Tuesday, 21 April 2015

Hercules and Hero the last of the goat kids

Sheep are fairly predictable when about to give birth. They saunter off to a secluded spot and go through the "Natural Lamb Birth" routine. After all of these years I can judge when they are going to lamb. Goats are different in as many ways as there are different goats.

An hour old and up and sucking
Hebe is a drama queen and screamer, the whole village knows what she feels like. Acorn on the other hand is quiet as a mouse. At lunchtime I thought, " nothing will happen until this evening. When I went up the hill at 4.30 to bring them down there were three kids, Acorn had produced twins.

The twins, Hector and Hero, were up and suckling. They had been born on a bed of heather, in the sun with only the lightest of breezes to dry them off. No fuss at all .All they needed was a squirt of iodine on their navels. Mother drank a 5 litre bucket of water without stopping.

Now I have a dilemma. Three male kids have only one useful attribute. They make excellent curry. Disadvantages include being sexually active from about three months of age, it costs fifty pounds for the Vet to de-horn them and my vegetarian family get attached to them.

If we did not kill animals in order to eat them would we be obliged to keep them as animal incompetents, until they died of old age? Better surely to have a short but happy life and humane slaughter than not to have lived at all. Your comments are welcome.








































Thursday, 16 April 2015

A bit traumatic but necessary.


 If I was starting again with goats I'd start with horned animals.   In mixed herds of horned and hornless animals the horned individuals come out on top in every conflict and injuries can be serious. Your goats have to be all horned or hornless.

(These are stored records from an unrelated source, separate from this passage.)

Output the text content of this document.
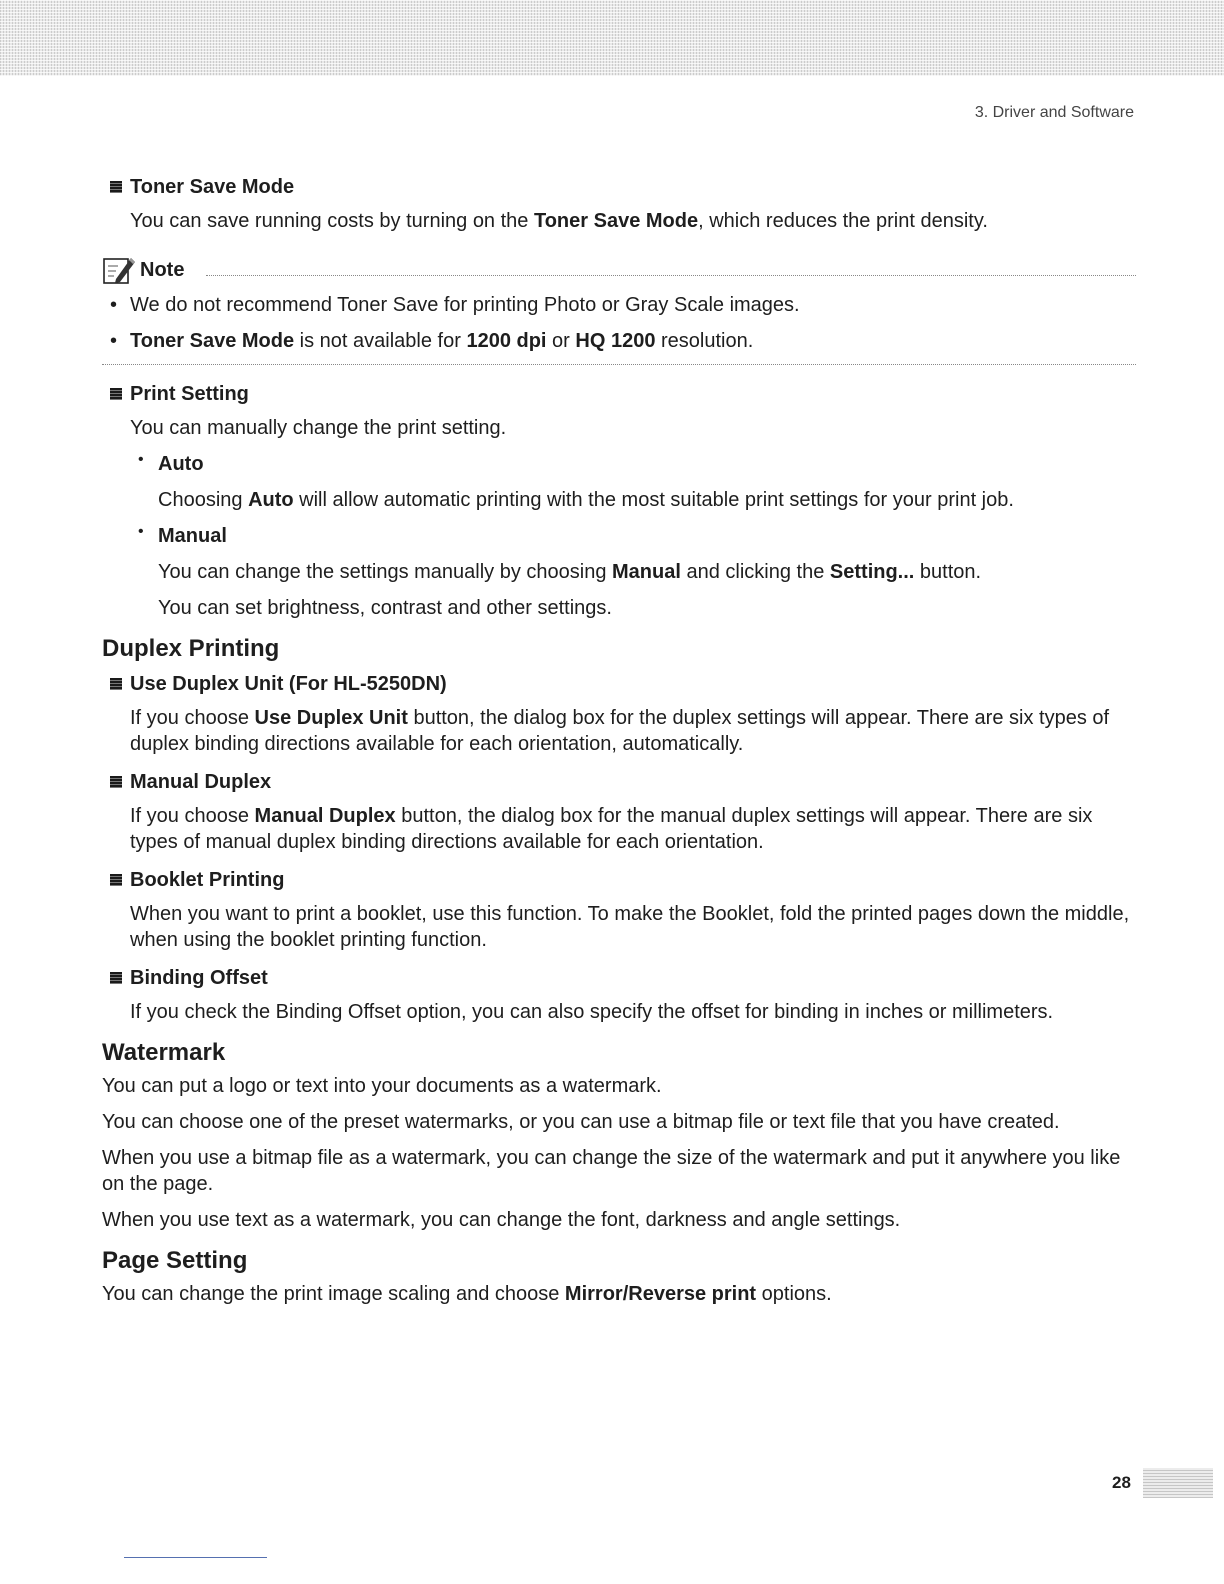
3. Driver and Software
Toner Save Mode

You can save running costs by turning on the Toner Save Mode, which reduces the print density.

Note
• We do not recommend Toner Save for printing Photo or Gray Scale images.
• Toner Save Mode is not available for 1200 dpi or HQ 1200 resolution.
Print Setting

You can manually change the print setting.

• Auto

Choosing Auto will allow automatic printing with the most suitable print settings for your print job.

• Manual

You can change the settings manually by choosing Manual and clicking the Setting... button.

You can set brightness, contrast and other settings.

Duplex Printing
Use Duplex Unit (For HL-5250DN)

If you choose Use Duplex Unit button, the dialog box for the duplex settings will appear. There are six types of duplex binding directions available for each orientation, automatically.

Manual Duplex

If you choose Manual Duplex button, the dialog box for the manual duplex settings will appear. There are six types of manual duplex binding directions available for each orientation.

Booklet Printing

When you want to print a booklet, use this function. To make the Booklet, fold the printed pages down the middle, when using the booklet printing function.

Binding Offset

If you check the Binding Offset option, you can also specify the offset for binding in inches or millimeters.

Watermark

You can put a logo or text into your documents as a watermark.

You can choose one of the preset watermarks, or you can use a bitmap file or text file that you have created.

When you use a bitmap file as a watermark, you can change the size of the watermark and put it anywhere you like on the page.

When you use text as a watermark, you can change the font, darkness and angle settings.

Page Setting

You can change the print image scaling and choose Mirror/Reverse print options.

28
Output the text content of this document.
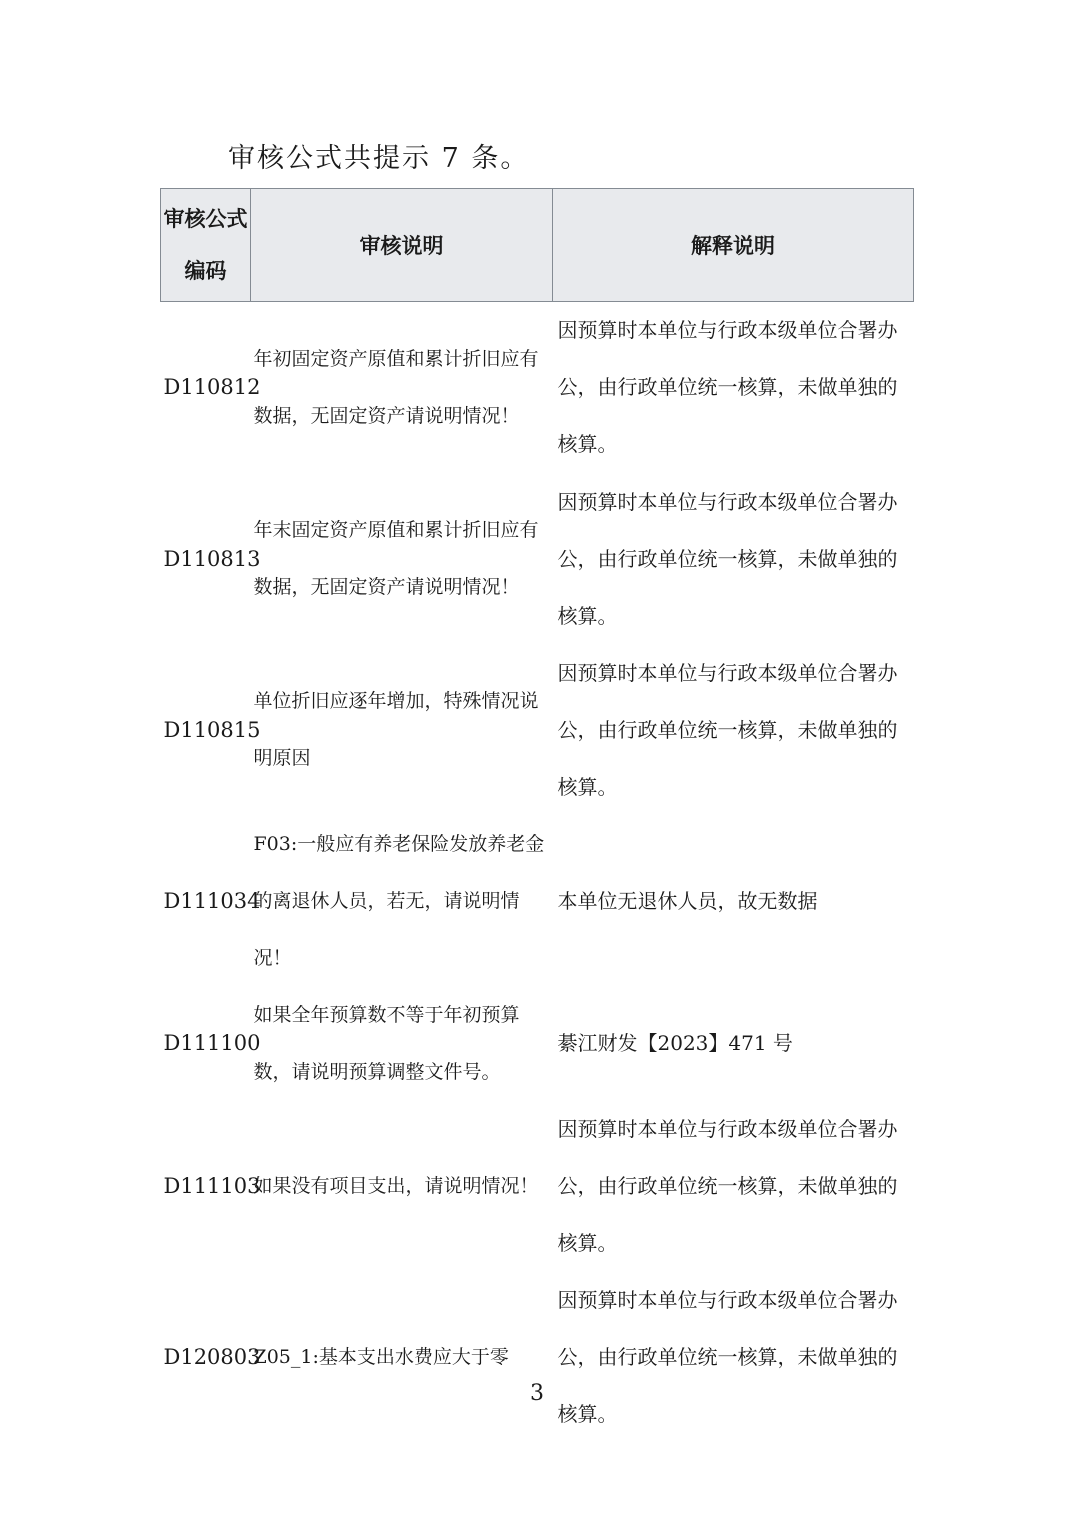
审核公式共提示 7 条。

审核公式
编码	审核说明	解释说明
D110812	年初固定资产原值和累计折旧应有数据，无固定资产请说明情况！	因预算时本单位与行政本级单位合署办公，由行政单位统一核算，未做单独的核算。
D110813	年末固定资产原值和累计折旧应有数据，无固定资产请说明情况！	因预算时本单位与行政本级单位合署办公，由行政单位统一核算，未做单独的核算。
D110815	单位折旧应逐年增加，特殊情况说明原因	因预算时本单位与行政本级单位合署办公，由行政单位统一核算，未做单独的核算。
D111034	F03:一般应有养老保险发放养老金的离退休人员，若无，请说明情况！	本单位无退休人员，故无数据
D111100	如果全年预算数不等于年初预算数，请说明预算调整文件号。	綦江财发【2023】471 号
D111103	如果没有项目支出，请说明情况！	因预算时本单位与行政本级单位合署办公，由行政单位统一核算，未做单独的核算。
D120803	Z05_1:基本支出水费应大于零	因预算时本单位与行政本级单位合署办公，由行政单位统一核算，未做单独的核算。
3
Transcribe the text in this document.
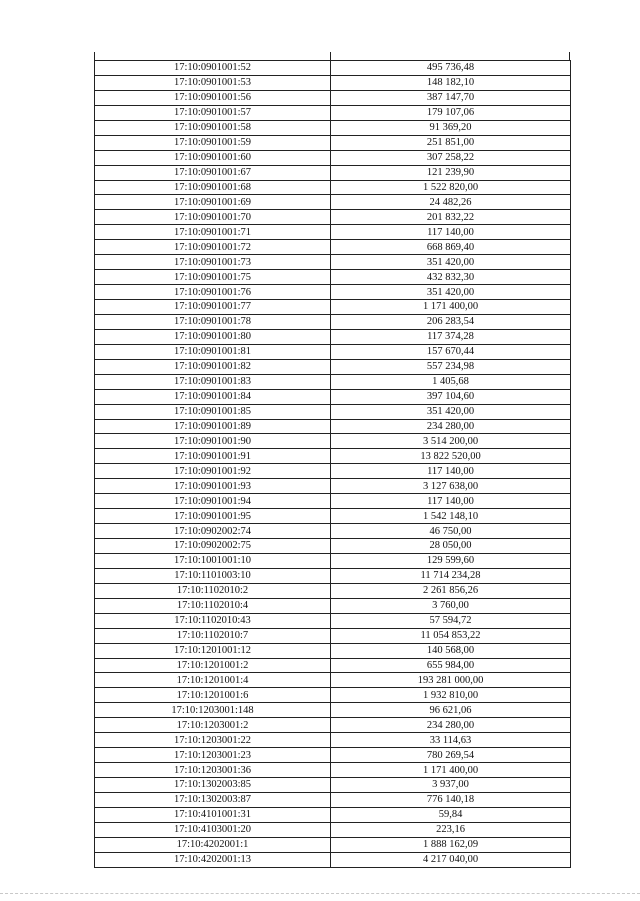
17:10:0901001:52	495 736,48
17:10:0901001:53	148 182,10
17:10:0901001:56	387 147,70
17:10:0901001:57	179 107,06
17:10:0901001:58	91 369,20
17:10:0901001:59	251 851,00
17:10:0901001:60	307 258,22
17:10:0901001:67	121 239,90
17:10:0901001:68	1 522 820,00
17:10:0901001:69	24 482,26
17:10:0901001:70	201 832,22
17:10:0901001:71	117 140,00
17:10:0901001:72	668 869,40
17:10:0901001:73	351 420,00
17:10:0901001:75	432 832,30
17:10:0901001:76	351 420,00
17:10:0901001:77	1 171 400,00
17:10:0901001:78	206 283,54
17:10:0901001:80	117 374,28
17:10:0901001:81	157 670,44
17:10:0901001:82	557 234,98
17:10:0901001:83	1 405,68
17:10:0901001:84	397 104,60
17:10:0901001:85	351 420,00
17:10:0901001:89	234 280,00
17:10:0901001:90	3 514 200,00
17:10:0901001:91	13 822 520,00
17:10:0901001:92	117 140,00
17:10:0901001:93	3 127 638,00
17:10:0901001:94	117 140,00
17:10:0901001:95	1 542 148,10
17:10:0902002:74	46 750,00
17:10:0902002:75	28 050,00
17:10:1001001:10	129 599,60
17:10:1101003:10	11 714 234,28
17:10:1102010:2	2 261 856,26
17:10:1102010:4	3 760,00
17:10:1102010:43	57 594,72
17:10:1102010:7	11 054 853,22
17:10:1201001:12	140 568,00
17:10:1201001:2	655 984,00
17:10:1201001:4	193 281 000,00
17:10:1201001:6	1 932 810,00
17:10:1203001:148	96 621,06
17:10:1203001:2	234 280,00
17:10:1203001:22	33 114,63
17:10:1203001:23	780 269,54
17:10:1203001:36	1 171 400,00
17:10:1302003:85	3 937,00
17:10:1302003:87	776 140,18
17:10:4101001:31	59,84
17:10:4103001:20	223,16
17:10:4202001:1	1 888 162,09
17:10:4202001:13	4 217 040,00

Goats are always in conflict, low level stuff most of the time but the pecking order needs to be continually reinforced.

Removing the horns is traumatic for the goats, their owner and the Vet. It involves burning off the horn buds with a red hot iron, This is done by the Vet during the kid's first week. Calves we can do ourselves but a Vet has to do the kids because their skulls are so thin.

Then there is the journey in the truck a 120 mile (200 km) round trip if the Vet's monthly surgery in the village is outside of the kid's first week. On the whole goats are good travellers, they have the sense to lie down and enjoy the trip unlike sheep.

I just realised that this is post number 300, without repeating myself..........I hope!





Accidents waiting to happen


See what I mean?
We had the first lamb of the year two weeks ago. Now all but two of the ewes and their lambs are out soaking up the sun on the Spring grass. So far it has been a good lambing with a lot of twins and the number of twins determines the, "lambing percentage",  the single most important factor in the profitability of sheep farming. Management of the ewes and their lambs from the end of summer until the lambs are weaned is all aimed at maximising the number of lambs weaned from the total number of ewes mated.

A rising plane of nutrition before mating in October maximises the number of eggs shed and potentially fertilised. This is phase one.

After mating the number of fertilised eggs implanted in the uterus depends on continuing good nutrition through December and January.  Nutritional stress now means that some developing embryos will be reabsorbed.

Soaking up the sun
In February and March in the last two months of pregnancy the developing foetus is growing rapidly and the ewe ifs building milk secreting tissue. The feed bill reaches a peak.

During the lambing, in April, its a matter of keeping new born lambs alive; sometimes with assisted deliveries but again its mainly nutrition and hygiene, they must have colostrum and an increasing supply of milk.

With good management and luck we should have a lambing percentage of 150. On hill farms conditions are harsher and expectations lower, perhaps 100 - 110 per cent. In lowland Britain intensively managed flocks produce 180 - 190 lambing percentage.

That's not all! We also have to minimise disease, parasites, accidents ( lambs are accidents waiting to happen), the effects of bad weather and of course foxes. If you have not worked it out; the lamb above has got under the bottom wire, is isolated from its Mum and is very noisy,  hungry and unhappy.





Sunday, 5 April 2015

Breakfast bird count


It is a gloriously sunny Easter Sunday morning with Ben Hiant wreathed in cloud, the sea calm and a procession of birds in front of the kitchen window. When I sat down with my morning coffee and croissant I thought a bird count, done in the time it took me to finish breakfast might be interesting.

Immediately around the house there were the usual finches, robins, a wren, thrushes and blackbirds. But along the shore a flotilla of Red breasted mergansers, further out a pair of Great northern divers then Greylag geese, mallard and a heron. It only takes me a couple of minutes to demolish a croissant so a pretty impressive  species count for Kilchoan Bay at eight in the morning. I can't stray far from home as we are only into day 5 of the lambing with another 12 or so days to go.